Mim's Life

Thursday, March 08, 2007

Building in the Village

Some of the money we'd payed to go on the trip went towards buying the materials and paying the builders to build 10 houses in a small village, a bus trip north of Saigon. And part of the trip was for us to help out in the building process and hopefully have as many houses finished before their important 'Tet' or new years celebrations. This picture shows a house we were replacing with a new brick structure.


We would usually split up into 2 groups, with each group working on a different house- not never very far away. Each group also had an interpreter most of the time- and despite the fact that the village were people of a minority group who spoke their own language- most of them were able to speak enough Vietnamese to work things out. Although I think pointing, showing and body language/gestures often worked just as well- and I now have a decent Vietnamese vocab of building terms! 'Lay hoe' anyone- or more cement!
1st day was digging the foundations and my groups house just happened to be on the hardest ground! We broke so many tools and it took so long to get anywhere. Was interesting to see how they just fixed everything using the materials around them- the handle broke on a spade you find a branch, the hoe came lose- you wedge a piece of wood in their and moisten the wood so it expands...
I remember thinking at one point that if everyday was going to be like this we wouldn't even finish 1 house and it was going to be the hardest 2 weeks imaginable!

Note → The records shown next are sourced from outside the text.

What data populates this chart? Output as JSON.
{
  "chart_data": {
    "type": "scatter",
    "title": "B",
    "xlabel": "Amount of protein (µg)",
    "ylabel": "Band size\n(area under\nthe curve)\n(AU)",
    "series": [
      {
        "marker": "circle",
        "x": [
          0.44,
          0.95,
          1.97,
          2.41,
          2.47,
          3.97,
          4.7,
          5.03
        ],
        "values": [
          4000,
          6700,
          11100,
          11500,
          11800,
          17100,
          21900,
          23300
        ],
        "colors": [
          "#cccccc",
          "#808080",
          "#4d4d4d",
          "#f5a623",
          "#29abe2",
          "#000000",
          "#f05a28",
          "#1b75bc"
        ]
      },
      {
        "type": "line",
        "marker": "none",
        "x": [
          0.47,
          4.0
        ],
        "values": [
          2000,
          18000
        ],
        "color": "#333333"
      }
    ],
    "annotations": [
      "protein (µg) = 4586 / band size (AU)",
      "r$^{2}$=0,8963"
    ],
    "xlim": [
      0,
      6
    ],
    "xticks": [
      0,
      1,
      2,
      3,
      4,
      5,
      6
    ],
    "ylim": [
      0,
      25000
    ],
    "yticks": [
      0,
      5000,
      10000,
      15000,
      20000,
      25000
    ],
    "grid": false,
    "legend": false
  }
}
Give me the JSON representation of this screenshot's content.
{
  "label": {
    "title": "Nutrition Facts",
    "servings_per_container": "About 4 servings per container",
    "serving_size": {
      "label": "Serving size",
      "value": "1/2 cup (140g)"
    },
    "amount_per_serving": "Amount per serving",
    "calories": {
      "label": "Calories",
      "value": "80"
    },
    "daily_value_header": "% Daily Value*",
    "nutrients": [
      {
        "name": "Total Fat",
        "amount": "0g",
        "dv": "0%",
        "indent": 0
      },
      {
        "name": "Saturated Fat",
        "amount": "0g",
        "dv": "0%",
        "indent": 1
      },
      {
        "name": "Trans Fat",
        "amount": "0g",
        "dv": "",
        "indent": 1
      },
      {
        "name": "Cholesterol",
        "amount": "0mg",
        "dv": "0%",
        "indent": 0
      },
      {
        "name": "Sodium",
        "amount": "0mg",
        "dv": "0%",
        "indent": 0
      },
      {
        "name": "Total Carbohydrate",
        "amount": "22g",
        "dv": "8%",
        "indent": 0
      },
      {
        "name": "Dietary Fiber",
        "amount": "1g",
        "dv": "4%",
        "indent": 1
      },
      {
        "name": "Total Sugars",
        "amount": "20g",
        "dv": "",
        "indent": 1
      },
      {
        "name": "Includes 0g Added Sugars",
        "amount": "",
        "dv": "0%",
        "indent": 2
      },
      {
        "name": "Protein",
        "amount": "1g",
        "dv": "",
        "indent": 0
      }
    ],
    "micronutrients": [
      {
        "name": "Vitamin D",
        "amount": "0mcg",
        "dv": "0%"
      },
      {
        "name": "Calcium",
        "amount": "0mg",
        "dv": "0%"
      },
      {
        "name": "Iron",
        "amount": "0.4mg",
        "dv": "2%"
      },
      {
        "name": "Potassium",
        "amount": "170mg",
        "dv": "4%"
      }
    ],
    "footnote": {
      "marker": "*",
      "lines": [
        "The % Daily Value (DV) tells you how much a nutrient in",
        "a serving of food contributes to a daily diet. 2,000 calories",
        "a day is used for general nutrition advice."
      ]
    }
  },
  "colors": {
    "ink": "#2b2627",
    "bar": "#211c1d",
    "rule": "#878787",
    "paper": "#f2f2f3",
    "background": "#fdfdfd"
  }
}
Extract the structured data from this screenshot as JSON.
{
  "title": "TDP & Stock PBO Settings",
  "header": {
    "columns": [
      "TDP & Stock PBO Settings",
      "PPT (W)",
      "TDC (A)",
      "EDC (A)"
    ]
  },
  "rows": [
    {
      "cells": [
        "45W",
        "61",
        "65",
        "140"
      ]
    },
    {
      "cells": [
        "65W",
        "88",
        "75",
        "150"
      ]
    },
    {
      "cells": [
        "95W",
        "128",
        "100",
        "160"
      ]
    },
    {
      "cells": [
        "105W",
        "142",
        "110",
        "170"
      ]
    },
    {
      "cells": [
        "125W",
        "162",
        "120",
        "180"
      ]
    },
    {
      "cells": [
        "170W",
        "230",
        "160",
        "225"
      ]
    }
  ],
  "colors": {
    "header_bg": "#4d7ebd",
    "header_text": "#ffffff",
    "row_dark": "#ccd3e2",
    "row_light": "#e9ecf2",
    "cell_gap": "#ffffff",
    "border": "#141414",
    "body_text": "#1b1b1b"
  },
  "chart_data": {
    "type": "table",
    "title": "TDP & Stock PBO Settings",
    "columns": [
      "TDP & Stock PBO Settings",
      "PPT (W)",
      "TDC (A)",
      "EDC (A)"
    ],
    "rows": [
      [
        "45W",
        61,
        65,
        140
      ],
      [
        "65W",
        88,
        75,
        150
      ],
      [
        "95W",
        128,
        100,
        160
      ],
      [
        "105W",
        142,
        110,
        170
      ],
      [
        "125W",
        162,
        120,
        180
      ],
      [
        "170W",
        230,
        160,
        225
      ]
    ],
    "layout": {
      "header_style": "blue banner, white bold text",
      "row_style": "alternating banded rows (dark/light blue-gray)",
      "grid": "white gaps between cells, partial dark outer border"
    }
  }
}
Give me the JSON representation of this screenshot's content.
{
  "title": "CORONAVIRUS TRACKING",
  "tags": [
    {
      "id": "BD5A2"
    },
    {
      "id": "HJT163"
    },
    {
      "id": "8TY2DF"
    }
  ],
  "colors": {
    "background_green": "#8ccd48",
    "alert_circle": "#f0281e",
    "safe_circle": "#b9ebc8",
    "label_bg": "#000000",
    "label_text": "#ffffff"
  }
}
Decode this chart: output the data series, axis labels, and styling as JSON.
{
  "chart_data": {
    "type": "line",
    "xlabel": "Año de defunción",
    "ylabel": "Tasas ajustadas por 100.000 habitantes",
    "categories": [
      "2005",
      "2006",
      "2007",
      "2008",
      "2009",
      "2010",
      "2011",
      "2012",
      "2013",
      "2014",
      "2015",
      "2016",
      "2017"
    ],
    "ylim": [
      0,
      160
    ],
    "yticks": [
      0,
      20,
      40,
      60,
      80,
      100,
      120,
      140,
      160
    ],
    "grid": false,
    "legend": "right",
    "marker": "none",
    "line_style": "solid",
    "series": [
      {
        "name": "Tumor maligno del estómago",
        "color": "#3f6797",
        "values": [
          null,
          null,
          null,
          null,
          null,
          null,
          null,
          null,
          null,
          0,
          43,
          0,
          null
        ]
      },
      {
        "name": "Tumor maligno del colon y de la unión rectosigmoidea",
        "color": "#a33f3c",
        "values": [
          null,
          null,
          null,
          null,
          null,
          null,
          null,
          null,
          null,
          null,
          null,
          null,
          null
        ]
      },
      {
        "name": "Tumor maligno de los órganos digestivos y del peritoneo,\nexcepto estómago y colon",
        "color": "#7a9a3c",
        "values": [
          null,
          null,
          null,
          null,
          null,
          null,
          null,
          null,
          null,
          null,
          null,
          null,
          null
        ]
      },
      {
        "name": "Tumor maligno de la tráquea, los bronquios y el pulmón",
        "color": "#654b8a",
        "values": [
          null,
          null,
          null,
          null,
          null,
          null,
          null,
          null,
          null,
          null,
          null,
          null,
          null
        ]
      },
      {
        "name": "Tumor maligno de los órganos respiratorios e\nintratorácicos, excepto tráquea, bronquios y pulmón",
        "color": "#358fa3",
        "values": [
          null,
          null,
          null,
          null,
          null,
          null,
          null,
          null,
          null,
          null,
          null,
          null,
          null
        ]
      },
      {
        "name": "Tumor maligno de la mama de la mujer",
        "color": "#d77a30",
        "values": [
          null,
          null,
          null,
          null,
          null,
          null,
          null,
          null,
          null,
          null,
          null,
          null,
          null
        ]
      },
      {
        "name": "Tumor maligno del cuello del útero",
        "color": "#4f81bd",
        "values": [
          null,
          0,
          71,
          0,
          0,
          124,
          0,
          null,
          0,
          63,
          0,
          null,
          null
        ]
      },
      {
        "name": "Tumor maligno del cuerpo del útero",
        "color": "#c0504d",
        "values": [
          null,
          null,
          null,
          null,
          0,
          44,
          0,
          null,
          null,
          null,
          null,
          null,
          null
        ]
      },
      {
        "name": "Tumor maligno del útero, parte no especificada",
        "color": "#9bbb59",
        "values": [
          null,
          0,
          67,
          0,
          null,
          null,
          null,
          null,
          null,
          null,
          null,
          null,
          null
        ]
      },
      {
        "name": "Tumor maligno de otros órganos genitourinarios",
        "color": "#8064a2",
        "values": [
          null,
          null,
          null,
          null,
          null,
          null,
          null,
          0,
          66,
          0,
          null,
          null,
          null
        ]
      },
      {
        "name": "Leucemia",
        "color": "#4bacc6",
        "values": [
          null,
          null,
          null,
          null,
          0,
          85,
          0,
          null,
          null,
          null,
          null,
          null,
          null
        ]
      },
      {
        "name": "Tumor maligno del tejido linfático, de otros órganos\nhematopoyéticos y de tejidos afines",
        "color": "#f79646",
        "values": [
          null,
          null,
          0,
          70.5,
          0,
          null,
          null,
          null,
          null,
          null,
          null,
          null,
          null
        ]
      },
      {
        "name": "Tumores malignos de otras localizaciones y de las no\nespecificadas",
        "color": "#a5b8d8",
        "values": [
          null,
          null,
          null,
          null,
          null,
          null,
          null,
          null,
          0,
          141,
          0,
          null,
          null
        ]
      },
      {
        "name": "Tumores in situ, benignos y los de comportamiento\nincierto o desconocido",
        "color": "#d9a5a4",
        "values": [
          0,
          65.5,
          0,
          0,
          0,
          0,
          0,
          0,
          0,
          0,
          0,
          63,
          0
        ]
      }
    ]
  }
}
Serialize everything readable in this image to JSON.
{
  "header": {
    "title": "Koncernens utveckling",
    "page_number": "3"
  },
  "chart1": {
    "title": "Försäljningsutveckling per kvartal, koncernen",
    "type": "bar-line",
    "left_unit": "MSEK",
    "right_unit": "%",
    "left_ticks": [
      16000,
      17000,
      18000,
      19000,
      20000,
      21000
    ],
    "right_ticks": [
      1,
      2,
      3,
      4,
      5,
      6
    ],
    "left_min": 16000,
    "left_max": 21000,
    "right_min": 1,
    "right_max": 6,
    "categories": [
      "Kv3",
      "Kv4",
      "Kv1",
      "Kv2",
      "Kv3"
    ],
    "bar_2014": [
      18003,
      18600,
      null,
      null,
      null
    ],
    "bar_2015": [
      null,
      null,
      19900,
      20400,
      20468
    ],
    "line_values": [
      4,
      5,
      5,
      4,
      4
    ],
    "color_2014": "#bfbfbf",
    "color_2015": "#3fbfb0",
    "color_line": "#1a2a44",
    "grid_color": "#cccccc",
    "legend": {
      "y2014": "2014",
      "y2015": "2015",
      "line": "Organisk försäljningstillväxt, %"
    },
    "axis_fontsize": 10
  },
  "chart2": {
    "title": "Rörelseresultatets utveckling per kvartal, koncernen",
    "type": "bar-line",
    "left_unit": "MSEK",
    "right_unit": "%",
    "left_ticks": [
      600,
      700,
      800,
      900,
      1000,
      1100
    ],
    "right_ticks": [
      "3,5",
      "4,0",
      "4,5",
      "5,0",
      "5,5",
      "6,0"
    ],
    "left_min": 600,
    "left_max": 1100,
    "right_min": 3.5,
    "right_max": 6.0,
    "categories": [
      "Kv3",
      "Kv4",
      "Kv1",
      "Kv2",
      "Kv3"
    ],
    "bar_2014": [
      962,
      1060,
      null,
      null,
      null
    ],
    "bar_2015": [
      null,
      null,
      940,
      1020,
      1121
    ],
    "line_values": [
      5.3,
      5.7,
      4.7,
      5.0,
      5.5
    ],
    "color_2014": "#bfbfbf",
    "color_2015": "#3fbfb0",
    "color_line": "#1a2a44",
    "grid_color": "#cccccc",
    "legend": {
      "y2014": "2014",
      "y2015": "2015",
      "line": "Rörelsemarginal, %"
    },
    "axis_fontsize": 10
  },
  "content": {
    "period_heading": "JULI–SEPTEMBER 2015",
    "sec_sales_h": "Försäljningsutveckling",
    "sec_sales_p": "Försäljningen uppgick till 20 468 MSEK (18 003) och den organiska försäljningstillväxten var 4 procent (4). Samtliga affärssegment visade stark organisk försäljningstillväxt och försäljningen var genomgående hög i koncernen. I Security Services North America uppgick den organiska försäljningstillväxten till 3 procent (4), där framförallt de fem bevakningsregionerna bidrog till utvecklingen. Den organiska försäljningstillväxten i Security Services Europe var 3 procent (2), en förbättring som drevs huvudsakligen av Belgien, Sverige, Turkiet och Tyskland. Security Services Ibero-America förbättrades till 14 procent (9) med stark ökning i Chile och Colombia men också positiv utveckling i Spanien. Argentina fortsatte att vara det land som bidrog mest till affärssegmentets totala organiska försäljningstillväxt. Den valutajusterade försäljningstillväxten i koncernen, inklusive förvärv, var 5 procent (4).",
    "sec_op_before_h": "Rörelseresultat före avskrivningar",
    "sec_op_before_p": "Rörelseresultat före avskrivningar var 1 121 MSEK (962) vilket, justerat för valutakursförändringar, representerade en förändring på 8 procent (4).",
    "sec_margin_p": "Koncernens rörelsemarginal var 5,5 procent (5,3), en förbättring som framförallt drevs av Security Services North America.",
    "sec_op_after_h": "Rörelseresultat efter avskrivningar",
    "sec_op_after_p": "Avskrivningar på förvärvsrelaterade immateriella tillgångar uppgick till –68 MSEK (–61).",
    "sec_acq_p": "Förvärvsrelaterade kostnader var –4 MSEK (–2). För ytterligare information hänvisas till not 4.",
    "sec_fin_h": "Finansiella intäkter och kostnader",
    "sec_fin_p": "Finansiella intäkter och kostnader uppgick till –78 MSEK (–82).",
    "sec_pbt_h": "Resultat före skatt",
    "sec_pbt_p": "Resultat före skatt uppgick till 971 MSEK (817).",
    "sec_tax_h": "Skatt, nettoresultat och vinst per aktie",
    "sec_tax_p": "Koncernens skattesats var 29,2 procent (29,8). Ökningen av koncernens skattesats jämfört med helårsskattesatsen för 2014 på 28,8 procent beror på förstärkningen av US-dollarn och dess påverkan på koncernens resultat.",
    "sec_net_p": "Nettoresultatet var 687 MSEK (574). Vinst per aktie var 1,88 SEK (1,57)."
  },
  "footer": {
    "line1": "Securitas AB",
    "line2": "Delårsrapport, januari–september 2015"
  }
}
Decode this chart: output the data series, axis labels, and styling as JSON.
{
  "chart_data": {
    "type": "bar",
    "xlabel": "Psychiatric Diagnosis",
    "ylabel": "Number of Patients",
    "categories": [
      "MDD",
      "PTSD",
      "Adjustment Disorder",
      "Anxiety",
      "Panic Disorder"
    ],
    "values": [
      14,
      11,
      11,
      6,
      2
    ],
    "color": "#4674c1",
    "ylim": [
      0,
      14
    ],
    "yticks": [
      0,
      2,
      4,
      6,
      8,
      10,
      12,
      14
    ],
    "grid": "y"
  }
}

It got a lot easier, or maybe I just got a lot physically stronger all of a sudden....? Nah, there was a lot of carrying bricks, stones, water etc and then the brick laying wasn't too strenuous. (few issues with builder but that might be a separate post).


There was always a group of people and children standing around watching us, some the home owners, some trying to help. Lots of the kids were trying to help out, but the officials, who'd offered to take care of us, decided it was too dangerous for them..... and it was really, kids playing or helping in the sand with bare feet while we were using shovels etc. So we also had to come up with games to do with them to keep them away from the building- lots of the hokey pokey and chicken dance- they taught us stuff to.
Jackie and I had brick carrying competitions!!! (yes, the bricks have their holes on the 'wrong' side!)



There generally builders at all houses, although a times that didn't show up! And so work was being done on all houses even if we weren't there. But we managed to do a fair chunk of work on most of the houses. The other issue was often having to wait for building supplies to arrive before we could do any more work- 1 family was apparently related to the 'sand guy' so they got their sand 1st...


Steph and me cement washing the walls of a house with brushes we'd made ourselves out of a stick and some straw. Mich working next to the builder, cement rendering the front step of the same house.

What I like best about it was being able to work with the builders and the families and getting to know them that way, despite language barriers. We did everything their way- didn't come in and take over with our western style of building a house- think they thought it funny that a bunch of white, mostly girls would even bother helping them in such manual labor.